7 Welke was bij den stadhouder Sergius Paulus, een verstandigen man. Deze, Barnabas en Saulus tot zich geroepen hebbende, zocht zeer het Woord Gods te horen.
He adhered to a wise man, who was the proconsul, and was called Sergius Paulus. And the proconsul sent for Saul and Barnabas, and requested to hear from them the word of God.
8 Maar Elymas, de tovenaar (want alzo wordt zijn naam overgezet), wederstond hen, zoekende den stadhouder van het geloof af te keren.
And this sorcerer, Bar-Suma, (whose name is interpreted, Elymas, ) withstood them; because he wished to divert the proconsul from the faith.
9 Doch Saulus (die ook Paulus genaamd is), vervuld met den Heiligen Geest, en de ogen op hem houdende, zeide:
And Saul who is called Paul, was filled with the Holy Spirit; and he looked upon him,
10 O gij kind des duivels, vol van alle bedrog, en van alle arglistigheid, vijand van alle gerechtigheid, zult gij niet ophouden te verkeren de rechte wegen des Heeren?
and said: O thou full of all subtilties, and all mischiefs, thou child of the calumniator, and enemy of all righteousness; wilt thou not cease to pervert the right ways of the Lord?
11 En nu zie, de hand des Heeren is tegen u, en gij zult blind zijn, en de zon niet zien voor een tijd. En van stonde aan viel op hem donkerheid en duisternis: en rondom gaande, zocht hij, die hem met de hand mochten leiden.
And now, the hand of the Lord is upon thee, and thou shalt be blind, and shalt not see the sun for a time. And immediately there fell upon him a mist and darkness; and he went about, inquiring who would take him by the hand.
12 Als de stadhouder zag, hetgeen geschied was, toen geloofde hij, verslagen zijnde over de leer des Heeren.
And when the proconsul saw what occurred, he was astonished; and he believed the doctrine of the Lord.
13 En Paulus, en die met hem waren, van Pafos afgevaren zijnde, kwamen te Perge, een stad in Pamfylie. Maar Johannes, van hen scheidende, keerde weder naar Jeruzalem.
And Paul and Barnabas went by sea, from the city of Paphos, and came to Perga, a city of Pamphylia. And John separated from them, and went away to Jerusalem.

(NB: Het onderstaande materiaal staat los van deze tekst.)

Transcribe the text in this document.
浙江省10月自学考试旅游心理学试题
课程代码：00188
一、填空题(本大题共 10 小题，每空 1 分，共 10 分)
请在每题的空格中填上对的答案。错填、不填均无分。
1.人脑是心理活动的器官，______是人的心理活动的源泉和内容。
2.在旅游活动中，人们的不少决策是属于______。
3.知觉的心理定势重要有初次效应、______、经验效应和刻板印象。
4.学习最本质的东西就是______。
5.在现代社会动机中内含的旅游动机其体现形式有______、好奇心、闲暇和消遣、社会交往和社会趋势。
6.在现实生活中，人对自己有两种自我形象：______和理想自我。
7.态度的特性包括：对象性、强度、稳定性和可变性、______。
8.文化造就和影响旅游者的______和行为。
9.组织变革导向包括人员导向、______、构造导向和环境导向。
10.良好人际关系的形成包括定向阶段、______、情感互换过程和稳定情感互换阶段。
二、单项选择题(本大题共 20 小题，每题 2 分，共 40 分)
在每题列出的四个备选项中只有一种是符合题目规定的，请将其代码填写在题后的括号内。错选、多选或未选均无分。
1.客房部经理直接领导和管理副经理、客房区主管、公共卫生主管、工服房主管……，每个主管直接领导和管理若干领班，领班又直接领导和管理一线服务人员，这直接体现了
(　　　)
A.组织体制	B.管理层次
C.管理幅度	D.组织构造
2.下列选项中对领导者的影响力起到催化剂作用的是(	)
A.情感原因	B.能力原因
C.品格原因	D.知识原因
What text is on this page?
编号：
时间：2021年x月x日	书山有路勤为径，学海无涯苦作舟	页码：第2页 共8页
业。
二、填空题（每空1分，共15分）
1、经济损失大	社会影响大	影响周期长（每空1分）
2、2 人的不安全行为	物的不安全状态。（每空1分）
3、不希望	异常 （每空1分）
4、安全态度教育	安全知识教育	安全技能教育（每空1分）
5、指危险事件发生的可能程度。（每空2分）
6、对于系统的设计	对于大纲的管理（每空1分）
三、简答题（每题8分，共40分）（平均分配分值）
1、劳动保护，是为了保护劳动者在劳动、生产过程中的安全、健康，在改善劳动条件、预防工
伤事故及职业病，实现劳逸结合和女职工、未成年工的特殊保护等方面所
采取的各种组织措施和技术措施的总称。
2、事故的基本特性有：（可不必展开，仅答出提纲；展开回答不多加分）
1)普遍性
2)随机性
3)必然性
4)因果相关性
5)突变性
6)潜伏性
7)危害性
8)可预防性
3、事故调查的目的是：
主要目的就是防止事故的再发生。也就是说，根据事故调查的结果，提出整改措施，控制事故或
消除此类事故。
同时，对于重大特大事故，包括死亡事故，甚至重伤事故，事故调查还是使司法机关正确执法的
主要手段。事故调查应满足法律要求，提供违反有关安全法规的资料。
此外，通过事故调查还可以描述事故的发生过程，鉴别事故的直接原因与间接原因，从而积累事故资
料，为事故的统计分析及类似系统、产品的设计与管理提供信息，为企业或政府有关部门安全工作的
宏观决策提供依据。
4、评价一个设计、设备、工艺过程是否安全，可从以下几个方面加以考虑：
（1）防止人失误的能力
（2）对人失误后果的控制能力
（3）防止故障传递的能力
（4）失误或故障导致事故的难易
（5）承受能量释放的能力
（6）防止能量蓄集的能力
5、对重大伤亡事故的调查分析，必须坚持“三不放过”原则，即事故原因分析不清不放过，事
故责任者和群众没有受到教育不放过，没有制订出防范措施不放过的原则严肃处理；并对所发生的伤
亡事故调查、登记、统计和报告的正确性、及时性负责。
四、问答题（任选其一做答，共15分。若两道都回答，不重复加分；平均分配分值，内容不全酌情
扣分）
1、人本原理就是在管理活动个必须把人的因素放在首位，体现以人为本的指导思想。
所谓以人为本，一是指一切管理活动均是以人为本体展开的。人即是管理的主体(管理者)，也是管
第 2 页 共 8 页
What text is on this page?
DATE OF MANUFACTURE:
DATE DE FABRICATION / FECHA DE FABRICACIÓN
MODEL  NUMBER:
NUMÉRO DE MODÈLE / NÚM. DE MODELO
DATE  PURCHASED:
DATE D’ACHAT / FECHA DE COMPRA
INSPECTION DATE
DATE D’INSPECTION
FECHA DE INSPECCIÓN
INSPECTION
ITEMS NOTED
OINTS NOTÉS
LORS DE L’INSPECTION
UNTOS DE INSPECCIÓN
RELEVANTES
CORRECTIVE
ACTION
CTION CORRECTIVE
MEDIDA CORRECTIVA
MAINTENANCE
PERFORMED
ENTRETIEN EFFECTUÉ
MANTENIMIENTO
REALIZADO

14 En zij, van Perge het land doorgaande, kwamen te Antiochie, een stad in Pisidie; en gegaan zijnde in de synagoge op den dag des sabbats, zaten zij neder.
And they departed from Perga, and came to Antioch, a city of Pisidia: and they entered the synagogue, on the sabbath day, and sat down.
15 En na het lezen der wet en der profeten, zonden de oversten der synagogen tot hen, zeggende: Mannen broeders, indien er enig woord van vertroosting tot het volk in u is, zo spreekt.
And after the law had been read, and the prophets, the Elders of the synagogue sent to them, and said: Men, brethren, if ye have a word of exhortation, address the people.
16 En Paulus stond op, en wenkte met de hand, en zeide: Gij Israelietische mannen, en gij, die God vreest, hoort toe.
And Paul arose, and waved his hand, and said: Men, sons of Israel, and ye that fear God, hear ye.
17 De God van dit volk Israel heeft onze vaderen uitverkoren, en het volk verhoogd, als zij vreemdelingen waren in het land Egypte, en heeft hen met een hogen arm daaruit geleid.
The God of this people chose our fathers, and raised them up, and multiplied them, when they resided in the land of Egypt; and, with a high arm, he brought them out of it.
18 En heeft omtrent den tijd van veertig jaren hun zeden verdragen in de woestijn.
And he fed them in the wilderness forty years.
19 En zeven volken uitgeroeid hebbende in het land Kanaan, heeft Hij hun door het lot het land derzelve uitgedeeld.
And he extirpated seven nations in the land of Canaan, and gave them their land for an inheritance.
20 En daarna omtrent vierhonderd en vijftig jaren, gaf Hij hun rechters, tot op Samuel, den profeet.
And for four hundred and fifty years he gave them judges, until Samuel the prophet.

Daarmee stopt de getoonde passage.